First web space sensation Light touch in the first web space (between great toe and second toe, dorsal surface). Decreased or absent sensation in only this small area. Deep peroneal nerve sensory territory. If only the first web space is numb (not the rest of the dorsal foot), the lesion is deep peroneal, not common peroneal.
Anterior compartment palpation Palpate the anterior compartment for tension, tenderness, and fullness. Compare sides. Tense, painful compartment with first web space numbness. Possible compartment syndrome — particularly if symptoms arise during or immediately after exercise.

Clinical Notes

  • First web space numbness is your deep peroneal localizer. The deep peroneal nerve's sensory territory is so small that it serves as a precise localizing test. Numbness in ONLY the first web space with intact dorsal foot sensation elsewhere means the deep peroneal nerve is affected and the superficial peroneal nerve is spared — the lesion is below the common peroneal division point.
  • Tight laces cause anterior tarsal tunnel syndrome. Ski boots, ice skates, and tightly laced running shoes compress the deep peroneal nerve against the tarsal bones. Athletes who report dorsal foot numbness that develops during activity and resolves after removing footwear almost certainly have lace compression. The solution is footwear modification — skip the lace eyelet over the dorsum of the foot or use different lacing patterns.
  • Compartment syndrome awareness. The anterior compartment is the most common site for exertional compartment syndrome in runners. The MT should know the warning signs: exercise-dependent anterior leg pain that resolves completely with rest, tense anterior compartment during symptoms, and first web space numbness. Do not attempt to treat acute compartment syndrome with massage — this is a fasciotomy indication.
  • EHL is the most sensitive L5 myotome test.
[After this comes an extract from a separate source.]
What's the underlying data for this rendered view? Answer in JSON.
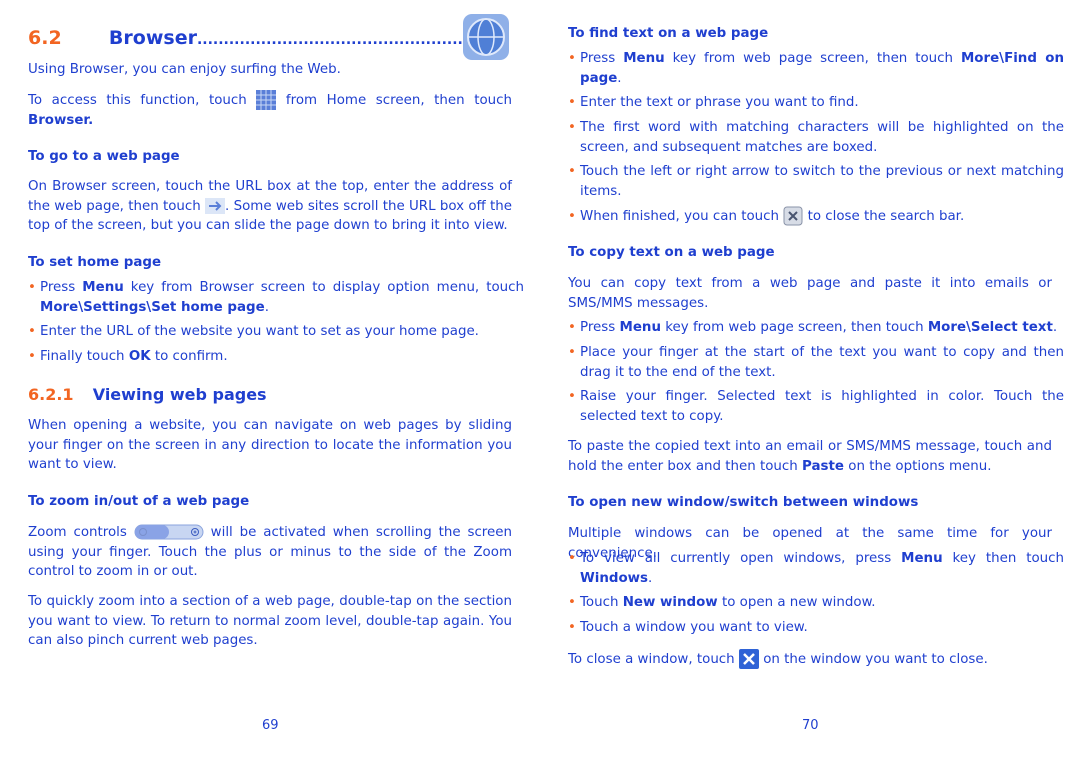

Before gross ankle dorsiflexion weakness is detectable, the extensor hallucis longus may already be weak. Testing great toe extension against resistance is more sensitive than testing ankle dorsiflexion for early L5 compromise.

Related Nerves

  • anatomy/nerves/superficial-peroneal-nerve — The other terminal branch of the common peroneal nerve. Deep peroneal takes the anterior compartment (dorsiflexors); superficial peroneal takes the lateral compartment (evertors). Their sensory territories divide the dorsal foot — deep peroneal gets only the first web space, superficial peroneal gets the rest.
  • anatomy/nerves/common-peroneal-nerve — Parent trunk. A common peroneal lesion at the fibular head affects BOTH deep and superficial branches — producing dorsiflexion weakness, eversion weakness, AND broad dorsal foot numbness.
  • anatomy/nerves/tibial-nerve — Supplies the opposite side of the leg and foot (posterior/plantar). Together, the deep peroneal and tibial nerves control ankle dorsiflexion-plantar flexion balance.

Key Takeaways

  • Supplies all anterior compartment muscles (dorsiflexors) with sensory territory limited to the first web space — this tiny area is the precise localizer for deep peroneal nerve involvement.
  • Anterior tarsal tunnel syndrome from tight footwear (ski boots, laces) is the most common entrapment — footwear modification is the primary treatment.
  • Acute anterior compartment syndrome compresses this nerve — a surgical emergency. Do not massage a suspected compartment syndrome.
  • EHL (great toe extension) is the most sensitive L5 myotome test — test it when suspecting early L5 or deep peroneal compromise.

Sources

  • Moore, K. L., Dalley, A. F., & Agur, A. M. R. (2018). Clinically oriented anatomy (8th ed.). Wolters Kluwer. (Ch. 5: Lower Limb)
  • Magee, D. J., & Manske, R. C. (2021). Orthopedic physical assessment (7th ed.). Elsevier. (Ch. 13: Lower Leg, Ankle, and Foot)
  • Standring, S. (Ed.). (2021). Gray's anatomy: The anatomical basis of clinical practice (42nd ed.). Elsevier. (Sections on lower limb innervation)
  • Vizniak, N. A. (2020). Quick reference evidence-informed orthopedic conditions. Professional Health Systems.